I am less certain why we'd lose 6 MN lakes that had clarity estimates for but no longer do. Most of the Kw/Kd/Secchi data is coming from the WQP and each time we pull there are some lost measurements but mostly new gained ones. Sometimes the organizations remove errant or redundant data or remove monitoring locations completely from STORET/WQP. This is a major challenge for reproducibility, but isn't something we have control over (and it is nearly always a net benefit to update the data as opposed to lock in a WQP pull from a few years ago to avoid this issue). WQP was last pulled about 6 months ago, so we do have the option of doing an updated pull sometime soon before the final model runs. The downside is that some of the Kw values would changes for some of the already-modeled MN lakes in the projections. Something to consider carefully (although if the GCM pipeline is careful at the parameter stage, it would only re-run lakes with updated nml params vs all of them).

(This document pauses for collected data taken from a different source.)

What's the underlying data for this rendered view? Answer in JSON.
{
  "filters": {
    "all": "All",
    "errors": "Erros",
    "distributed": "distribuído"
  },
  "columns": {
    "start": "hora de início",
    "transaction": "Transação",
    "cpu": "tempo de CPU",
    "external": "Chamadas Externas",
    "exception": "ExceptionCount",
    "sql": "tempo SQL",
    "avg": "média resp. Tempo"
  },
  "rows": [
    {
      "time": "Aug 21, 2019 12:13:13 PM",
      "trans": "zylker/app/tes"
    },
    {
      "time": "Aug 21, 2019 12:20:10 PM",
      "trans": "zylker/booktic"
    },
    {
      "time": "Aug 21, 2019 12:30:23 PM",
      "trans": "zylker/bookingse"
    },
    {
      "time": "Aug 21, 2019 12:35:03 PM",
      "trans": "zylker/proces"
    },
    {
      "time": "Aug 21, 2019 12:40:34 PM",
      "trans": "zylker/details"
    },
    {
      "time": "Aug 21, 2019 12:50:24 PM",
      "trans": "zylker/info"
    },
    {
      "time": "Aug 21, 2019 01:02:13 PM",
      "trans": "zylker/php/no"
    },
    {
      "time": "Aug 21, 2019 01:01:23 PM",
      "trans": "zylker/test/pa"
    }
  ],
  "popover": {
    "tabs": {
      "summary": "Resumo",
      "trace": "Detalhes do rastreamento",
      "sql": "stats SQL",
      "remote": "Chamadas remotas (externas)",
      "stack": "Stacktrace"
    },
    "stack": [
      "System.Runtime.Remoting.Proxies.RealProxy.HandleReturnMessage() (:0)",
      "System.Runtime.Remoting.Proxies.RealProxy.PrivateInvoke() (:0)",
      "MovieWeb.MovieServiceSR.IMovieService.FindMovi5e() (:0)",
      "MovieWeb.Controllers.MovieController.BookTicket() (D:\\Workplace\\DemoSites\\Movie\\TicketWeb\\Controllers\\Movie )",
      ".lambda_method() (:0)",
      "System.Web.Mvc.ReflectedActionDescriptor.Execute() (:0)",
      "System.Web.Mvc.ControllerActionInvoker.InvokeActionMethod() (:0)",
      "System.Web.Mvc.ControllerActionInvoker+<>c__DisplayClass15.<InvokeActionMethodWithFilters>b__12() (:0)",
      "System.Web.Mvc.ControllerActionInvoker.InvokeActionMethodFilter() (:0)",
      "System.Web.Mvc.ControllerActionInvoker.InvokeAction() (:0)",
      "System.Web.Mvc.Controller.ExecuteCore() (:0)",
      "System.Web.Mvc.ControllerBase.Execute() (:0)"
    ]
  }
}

Additionally, because the nml_lake_depth
target is calculated from the nml_H_A
target, and the nml_H_A
target is calculated by a combination of hypsography and z_max values, it is likely that the 11 lakes lost that Lindsay shared above are lost at that target because of no longer having z_max (just wanted to clarify that because the order of the targets might suggest otherwise).
Thanks for these explanations, @jread-usgs. So what I am hearing is that these losses are likely not due to our error in any of the recent PRs, but instead likely an artifact of using LAGOS-US now (which does seem reasonable). I am personally OK with not investigating this issue further and being comfortable with our new set being the best available and moving forward. I also would like to skip a new clarity pull since we have a lot of other things going on (even though it may be fairly simple).
Hayley pulled down the recent
nml_list.rds
by runningscmake('7_config_merge/out/nml_list.rds', 'getters.yml')
on 5/10/2022 and found that there are 17 sites that used to be in the list and are no longer there (note that there are 3 that were added). I spent a bit of time this morning seeing what could be the issue and my sleuthing identified a couple of spots where there were semi-recent changes that could explain this difference. The main issues might be coming from changes in7_config_merge/out/nml_H_A_values.rds.ind
(here is a link to the lines with recent changes).Main question: should we be concerned that 17 sites are no longer included in the NML list? I would expect that our recent efforts would have only added, not subtracted.